John von Neumann — "The more abstract a thing is, the more real it is."
The more abstract a thing is, the more real it is.
The more abstract a thing is, the more real it is.
Click any product to generate a realistic preview. Up to 3 at a time.
* Initial load can take up to 90 seconds — revising the preview in another color is nearly instant.
"It is not a question of whether we will be able to build a computer that can think. It is a question of whether we will be able to build a computer that can think as fast as we do."
"The world is governed by statistics, not by laws."
"The greatest value of a picture is when it forces us to notice what we never expected to see."
"The only way to understand a system is to build it."
"The sciences do not try to explain, they hardly even try to interpret, they mainly make models. By a model is meant a mathematical construct which, with the addition of some verbal interpretations, de…"
Found in 1 providers: grok
1 source checked
Abstract things—mathematical structures, logical laws, universal principles—are more fundamental and permanent than physical objects. A concrete chair breaks, decays, disappears; the geometric concept of a chair persists across all instances. The claim inverts common intuition: what you can touch seems most real, but what is purely conceptual is actually more stable, more universal, and therefore more genuinely real than anything bound to matter or time.
Von Neumann spent his career proving abstractions rule reality. His game theory matrices reshaped economics and Cold War nuclear strategy. His abstract computer architecture—memory, processor, instruction cycle—became every machine built since 1945. He worked in quantum mechanics, where Hilbert spaces and operator algebras describe nature more precisely than physical intuition allows. For him, abstraction was not retreat from reality but its deepest access point, validated repeatedly by results that changed the world.
Von Neumann worked through the 1930s–1950s, when mathematics was simultaneously collapsing and exploding.

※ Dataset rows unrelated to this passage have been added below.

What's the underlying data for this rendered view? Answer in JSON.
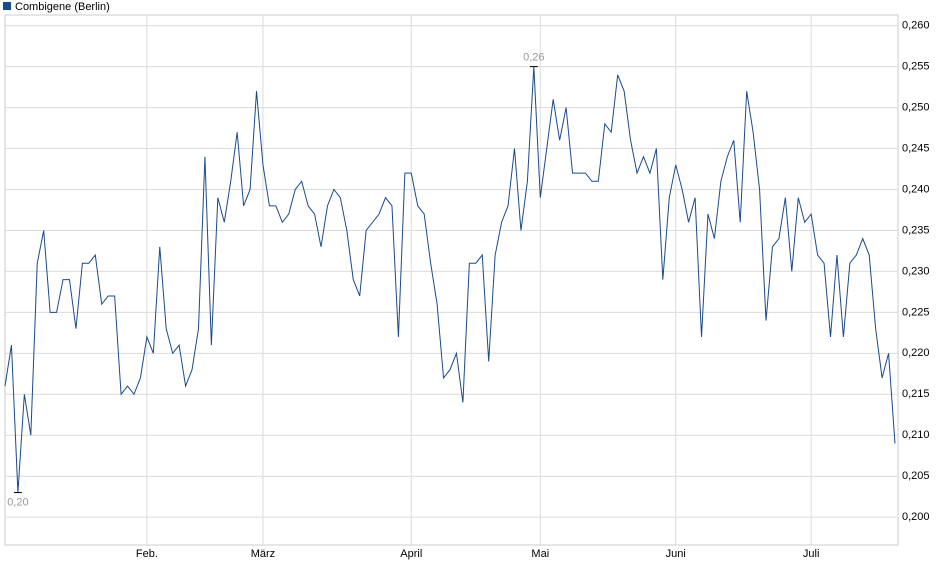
{
  "chart_data": {
    "type": "line",
    "series": [
      {
        "name": "Combigene (Berlin)",
        "color": "#1a4a8c",
        "values": [
          0.216,
          0.221,
          0.203,
          0.215,
          0.21,
          0.231,
          0.235,
          0.225,
          0.225,
          0.229,
          0.229,
          0.223,
          0.231,
          0.231,
          0.232,
          0.226,
          0.227,
          0.227,
          0.215,
          0.216,
          0.215,
          0.217,
          0.222,
          0.22,
          0.233,
          0.223,
          0.22,
          0.221,
          0.216,
          0.218,
          0.223,
          0.244,
          0.221,
          0.239,
          0.236,
          0.241,
          0.247,
          0.238,
          0.24,
          0.252,
          0.243,
          0.238,
          0.238,
          0.236,
          0.237,
          0.24,
          0.241,
          0.238,
          0.237,
          0.233,
          0.238,
          0.24,
          0.239,
          0.235,
          0.229,
          0.227,
          0.235,
          0.236,
          0.237,
          0.239,
          0.238,
          0.222,
          0.242,
          0.242,
          0.238,
          0.237,
          0.231,
          0.226,
          0.217,
          0.218,
          0.22,
          0.214,
          0.231,
          0.231,
          0.232,
          0.219,
          0.232,
          0.236,
          0.238,
          0.245,
          0.235,
          0.241,
          0.255,
          0.239,
          0.245,
          0.251,
          0.246,
          0.25,
          0.242,
          0.242,
          0.242,
          0.241,
          0.241,
          0.248,
          0.247,
          0.254,
          0.252,
          0.246,
          0.242,
          0.244,
          0.242,
          0.245,
          0.229,
          0.239,
          0.243,
          0.24,
          0.236,
          0.239,
          0.222,
          0.237,
          0.234,
          0.241,
          0.244,
          0.246,
          0.236,
          0.252,
          0.247,
          0.24,
          0.224,
          0.233,
          0.234,
          0.239,
          0.23,
          0.239,
          0.236,
          0.237,
          0.232,
          0.231,
          0.222,
          0.232,
          0.222,
          0.231,
          0.232,
          0.234,
          0.232,
          0.223,
          0.217,
          0.22,
          0.209
        ]
      }
    ],
    "ylim": [
      0.1966,
      0.2613
    ],
    "yticks": [
      {
        "value": 0.2,
        "label": "0,200"
      },
      {
        "value": 0.205,
        "label": "0,205"
      },
      {
        "value": 0.21,
        "label": "0,210"
      },
      {
        "value": 0.215,
        "label": "0,215"
      },
      {
        "value": 0.22,
        "label": "0,220"
      },
      {
        "value": 0.225,
        "label": "0,225"
      },
      {
        "value": 0.23,
        "label": "0,230"
      },
      {
        "value": 0.235,
        "label": "0,235"
      },
      {
        "value": 0.24,
        "label": "0,240"
      },
      {
        "value": 0.245,
        "label": "0,245"
      },
      {
        "value": 0.25,
        "label": "0,250"
      },
      {
        "value": 0.255,
        "label": "0,255"
      },
      {
        "value": 0.26,
        "label": "0,260"
      }
    ],
    "xticks": [
      {
        "value": 22,
        "label": "Feb."
      },
      {
        "value": 40,
        "label": "März"
      },
      {
        "value": 63,
        "label": "April"
      },
      {
        "value": 83,
        "label": "Mai"
      },
      {
        "value": 104,
        "label": "Juni"
      },
      {
        "value": 125,
        "label": "Juli"
      }
    ],
    "annotations": [
      {
        "x": 2,
        "label": "0,20"
      },
      {
        "x": 82,
        "label": "0,26"
      }
    ],
    "grid": true,
    "legend": "top-left"
  }
}
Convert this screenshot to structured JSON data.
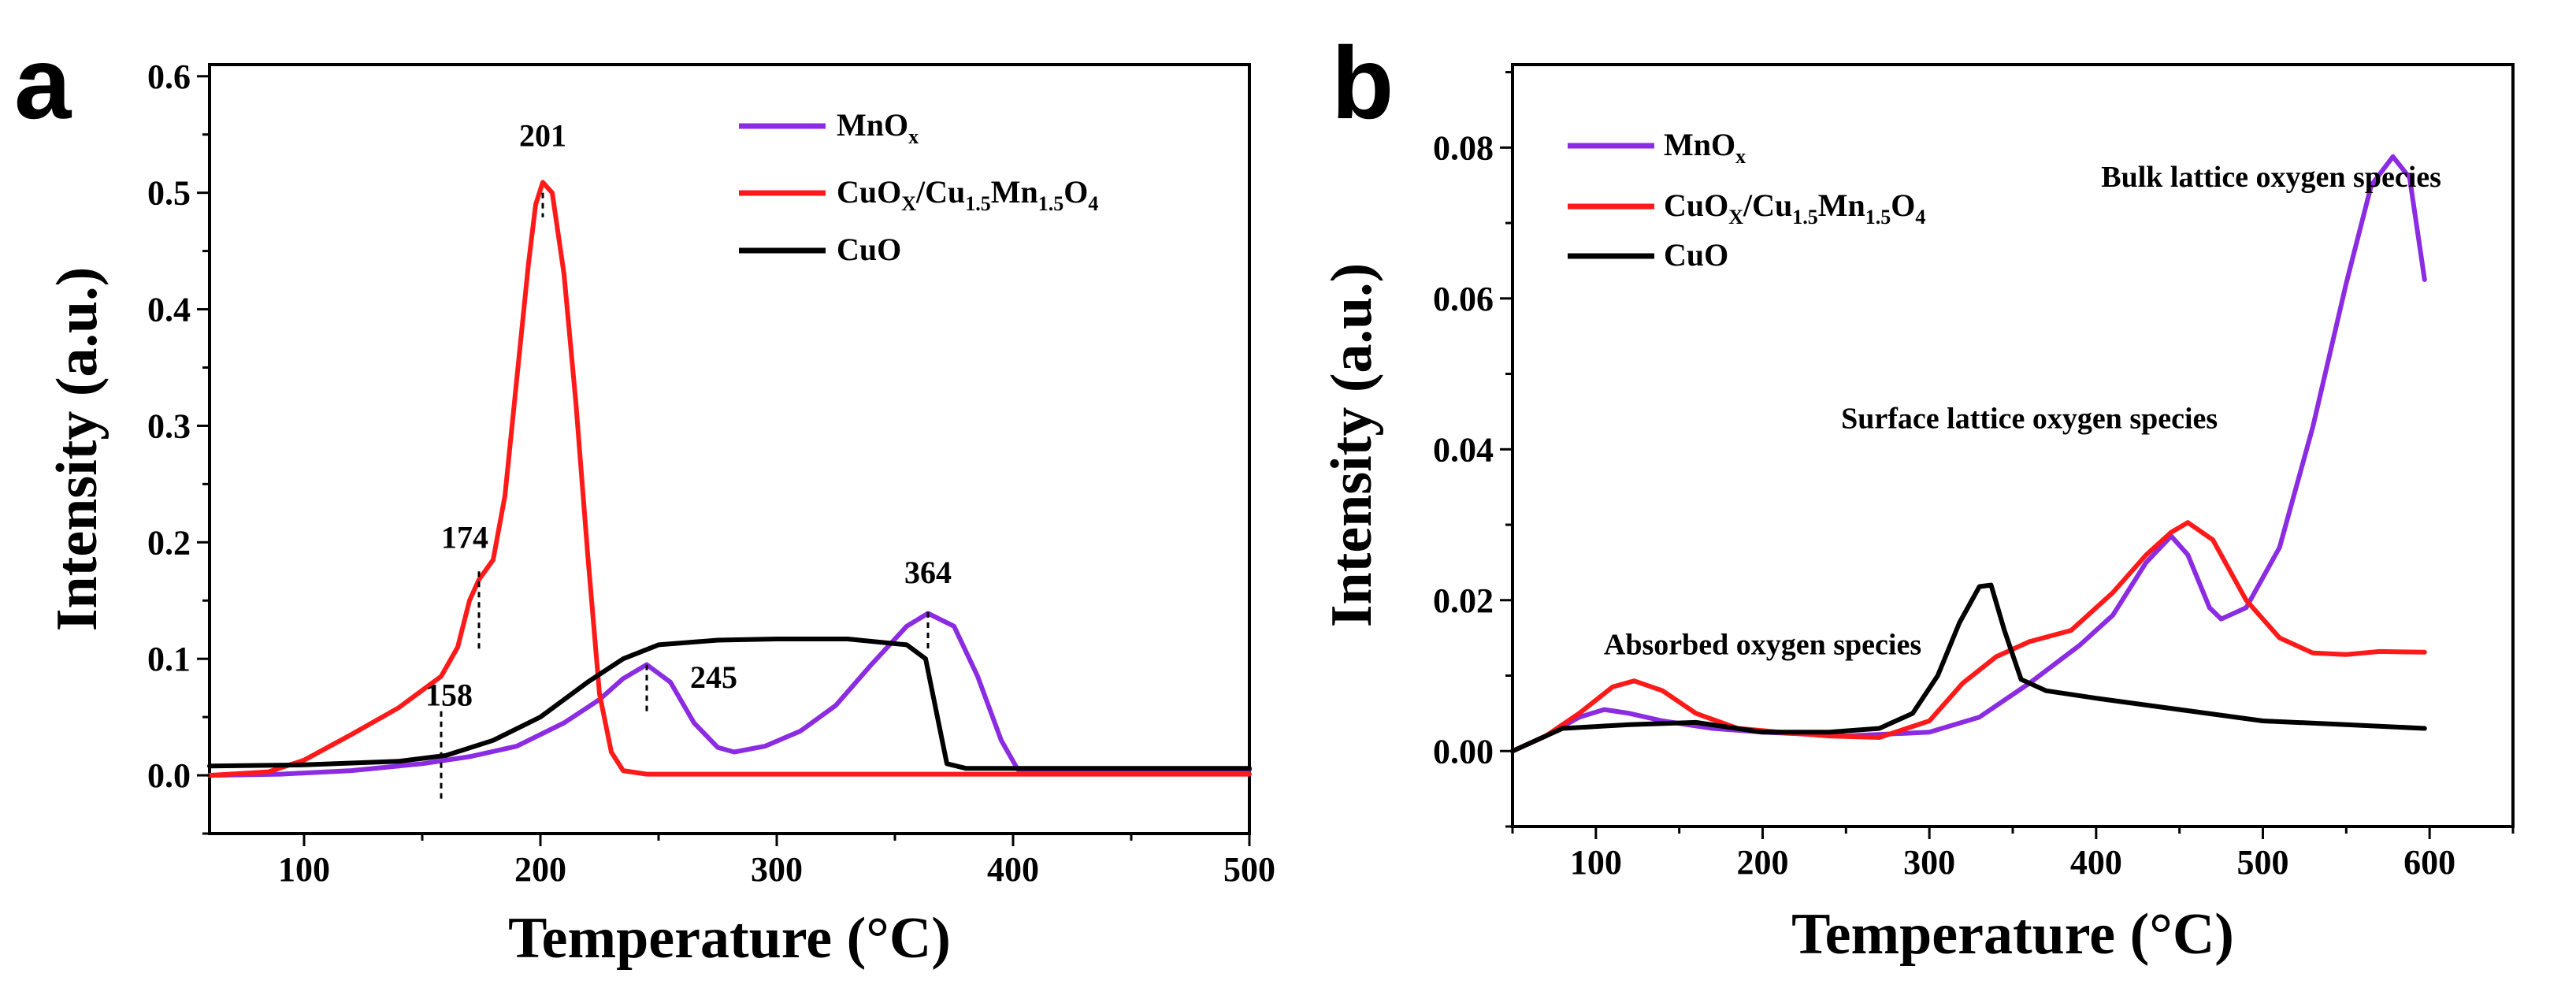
{
  "chart_data": [
    {
      "panel": "a",
      "type": "line",
      "xlabel": "Temperature (°C)",
      "ylabel": "Intensity (a.u.)",
      "xlim": [
        60,
        500
      ],
      "ylim": [
        -0.05,
        0.61
      ],
      "xticks": [
        100,
        200,
        300,
        400,
        500
      ],
      "yticks": [
        0.0,
        0.1,
        0.2,
        0.3,
        0.4,
        0.5,
        0.6
      ],
      "legend_position": "top-right",
      "series": [
        {
          "name": "MnOx",
          "legend_main": "MnO",
          "legend_sub": "x",
          "color": "#8b2be2",
          "points": [
            [
              60,
              0
            ],
            [
              90,
              0.001
            ],
            [
              120,
              0.004
            ],
            [
              150,
              0.01
            ],
            [
              170,
              0.016
            ],
            [
              190,
              0.025
            ],
            [
              210,
              0.045
            ],
            [
              225,
              0.065
            ],
            [
              235,
              0.083
            ],
            [
              245,
              0.095
            ],
            [
              255,
              0.08
            ],
            [
              265,
              0.045
            ],
            [
              275,
              0.024
            ],
            [
              282,
              0.02
            ],
            [
              295,
              0.025
            ],
            [
              310,
              0.038
            ],
            [
              325,
              0.06
            ],
            [
              340,
              0.095
            ],
            [
              355,
              0.128
            ],
            [
              364,
              0.139
            ],
            [
              375,
              0.128
            ],
            [
              385,
              0.085
            ],
            [
              395,
              0.03
            ],
            [
              402,
              0.005
            ],
            [
              410,
              0.005
            ],
            [
              500,
              0.005
            ]
          ]
        },
        {
          "name": "CuOX/Cu1.5Mn1.5O4",
          "legend_main1": "CuO",
          "legend_sub1": "X",
          "legend_main2": "/Cu",
          "legend_sub2": "1.5",
          "legend_main3": "Mn",
          "legend_sub3": "1.5",
          "legend_main4": "O",
          "legend_sub4": "4",
          "color": "#ff1a1a",
          "points": [
            [
              60,
              0
            ],
            [
              85,
              0.003
            ],
            [
              100,
              0.013
            ],
            [
              120,
              0.035
            ],
            [
              140,
              0.058
            ],
            [
              158,
              0.085
            ],
            [
              165,
              0.11
            ],
            [
              170,
              0.15
            ],
            [
              174,
              0.168
            ],
            [
              180,
              0.185
            ],
            [
              185,
              0.24
            ],
            [
              190,
              0.34
            ],
            [
              195,
              0.44
            ],
            [
              198,
              0.49
            ],
            [
              201,
              0.509
            ],
            [
              205,
              0.5
            ],
            [
              210,
              0.43
            ],
            [
              215,
              0.32
            ],
            [
              220,
              0.19
            ],
            [
              225,
              0.07
            ],
            [
              230,
              0.02
            ],
            [
              235,
              0.004
            ],
            [
              245,
              0.001
            ],
            [
              300,
              0.001
            ],
            [
              500,
              0.001
            ]
          ]
        },
        {
          "name": "CuO",
          "legend_main": "CuO",
          "color": "#000000",
          "points": [
            [
              60,
              0.008
            ],
            [
              100,
              0.009
            ],
            [
              140,
              0.012
            ],
            [
              160,
              0.017
            ],
            [
              180,
              0.03
            ],
            [
              200,
              0.05
            ],
            [
              220,
              0.08
            ],
            [
              235,
              0.1
            ],
            [
              250,
              0.112
            ],
            [
              275,
              0.116
            ],
            [
              300,
              0.117
            ],
            [
              330,
              0.117
            ],
            [
              355,
              0.112
            ],
            [
              363,
              0.1
            ],
            [
              368,
              0.05
            ],
            [
              372,
              0.01
            ],
            [
              380,
              0.006
            ],
            [
              500,
              0.006
            ]
          ]
        }
      ],
      "peak_labels": [
        {
          "text": "201",
          "x": 201,
          "y": 0.509,
          "tick_top": 0.5,
          "label_y": 0.54
        },
        {
          "text": "174",
          "x": 174,
          "y": 0.168,
          "tick_top": 0.175,
          "tick_bottom": 0.105,
          "label_y": 0.195
        },
        {
          "text": "158",
          "x": 158,
          "y": 0.085,
          "tick_top": 0.055,
          "tick_bottom": -0.02,
          "label_y": 0.06
        },
        {
          "text": "245",
          "x": 245,
          "y": 0.095,
          "tick_top": 0.095,
          "tick_bottom": 0.055,
          "label_y": 0.075
        },
        {
          "text": "364",
          "x": 364,
          "y": 0.139,
          "tick_top": 0.14,
          "tick_bottom": 0.105,
          "label_y": 0.165
        }
      ]
    },
    {
      "panel": "b",
      "type": "line",
      "xlabel": "Temperature (°C)",
      "ylabel": "Intensity (a.u.)",
      "xlim": [
        50,
        650
      ],
      "ylim": [
        -0.01,
        0.091
      ],
      "xticks": [
        100,
        200,
        300,
        400,
        500,
        600
      ],
      "yticks": [
        0.0,
        0.02,
        0.04,
        0.06,
        0.08
      ],
      "ytick_labels": [
        "0.00",
        "0.02",
        "0.04",
        "0.06",
        "0.08"
      ],
      "legend_position": "top-left",
      "series": [
        {
          "name": "MnOx",
          "legend_main": "MnO",
          "legend_sub": "x",
          "color": "#8b2be2",
          "points": [
            [
              50,
              0
            ],
            [
              70,
              0.002
            ],
            [
              90,
              0.0045
            ],
            [
              105,
              0.0055
            ],
            [
              120,
              0.005
            ],
            [
              140,
              0.004
            ],
            [
              170,
              0.003
            ],
            [
              200,
              0.0025
            ],
            [
              250,
              0.002
            ],
            [
              300,
              0.0025
            ],
            [
              330,
              0.0045
            ],
            [
              360,
              0.009
            ],
            [
              390,
              0.014
            ],
            [
              410,
              0.018
            ],
            [
              430,
              0.025
            ],
            [
              445,
              0.0285
            ],
            [
              455,
              0.026
            ],
            [
              468,
              0.019
            ],
            [
              475,
              0.0175
            ],
            [
              490,
              0.019
            ],
            [
              510,
              0.027
            ],
            [
              530,
              0.043
            ],
            [
              550,
              0.062
            ],
            [
              565,
              0.075
            ],
            [
              578,
              0.0788
            ],
            [
              588,
              0.076
            ],
            [
              597,
              0.0625
            ]
          ]
        },
        {
          "name": "CuOX/Cu1.5Mn1.5O4",
          "legend_main1": "CuO",
          "legend_sub1": "X",
          "legend_main2": "/Cu",
          "legend_sub2": "1.5",
          "legend_main3": "Mn",
          "legend_sub3": "1.5",
          "legend_main4": "O",
          "legend_sub4": "4",
          "color": "#ff1a1a",
          "points": [
            [
              50,
              0
            ],
            [
              70,
              0.002
            ],
            [
              90,
              0.005
            ],
            [
              110,
              0.0085
            ],
            [
              123,
              0.0093
            ],
            [
              140,
              0.008
            ],
            [
              160,
              0.005
            ],
            [
              185,
              0.003
            ],
            [
              210,
              0.0025
            ],
            [
              240,
              0.002
            ],
            [
              270,
              0.0018
            ],
            [
              300,
              0.004
            ],
            [
              320,
              0.009
            ],
            [
              340,
              0.0125
            ],
            [
              360,
              0.0145
            ],
            [
              385,
              0.016
            ],
            [
              410,
              0.021
            ],
            [
              430,
              0.026
            ],
            [
              445,
              0.029
            ],
            [
              455,
              0.0303
            ],
            [
              470,
              0.028
            ],
            [
              490,
              0.02
            ],
            [
              510,
              0.015
            ],
            [
              530,
              0.013
            ],
            [
              550,
              0.0128
            ],
            [
              570,
              0.0132
            ],
            [
              597,
              0.0131
            ]
          ]
        },
        {
          "name": "CuO",
          "legend_main": "CuO",
          "color": "#000000",
          "points": [
            [
              50,
              0
            ],
            [
              80,
              0.003
            ],
            [
              120,
              0.0035
            ],
            [
              160,
              0.0038
            ],
            [
              200,
              0.0025
            ],
            [
              240,
              0.0025
            ],
            [
              270,
              0.003
            ],
            [
              290,
              0.005
            ],
            [
              305,
              0.01
            ],
            [
              318,
              0.017
            ],
            [
              330,
              0.0218
            ],
            [
              337,
              0.022
            ],
            [
              345,
              0.016
            ],
            [
              355,
              0.0095
            ],
            [
              370,
              0.008
            ],
            [
              400,
              0.007
            ],
            [
              450,
              0.0055
            ],
            [
              500,
              0.004
            ],
            [
              550,
              0.0035
            ],
            [
              597,
              0.003
            ]
          ]
        }
      ],
      "annotations": [
        {
          "text": "Absorbed oxygen species",
          "x": 200,
          "y": 0.0128
        },
        {
          "text": "Surface lattice oxygen species",
          "x": 360,
          "y": 0.0428
        },
        {
          "text": "Bulk lattice oxygen species",
          "x": 505,
          "y": 0.0748
        }
      ]
    }
  ]
}
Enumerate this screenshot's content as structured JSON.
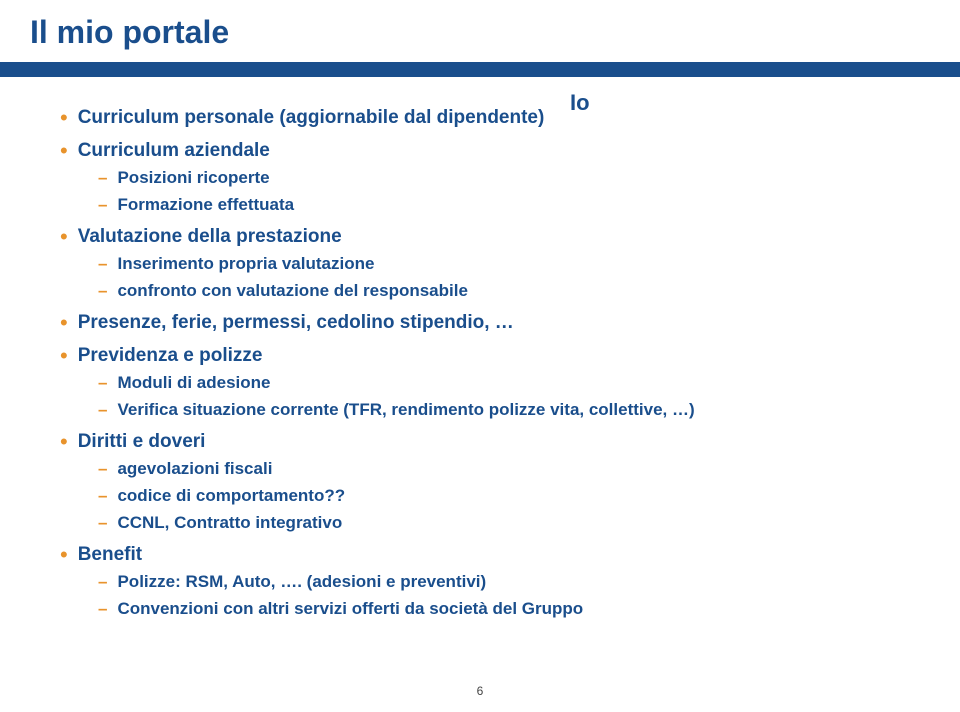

Gödel had just shattered formalist certainty; quantum mechanics showed that abstract wave functions, not observable trajectories, governed atomic behavior. The Manhattan Project and ENIAC proved pure mathematical abstractions could level cities and automate calculation. Science was discovering that the most abstract formalisms—probability amplitudes, Boolean logic—described physical reality with terrifying precision, making the abstract undeniably, consequentially real.
AI-generated insights based on extensive research and information for context. Factual errors? Email [email protected].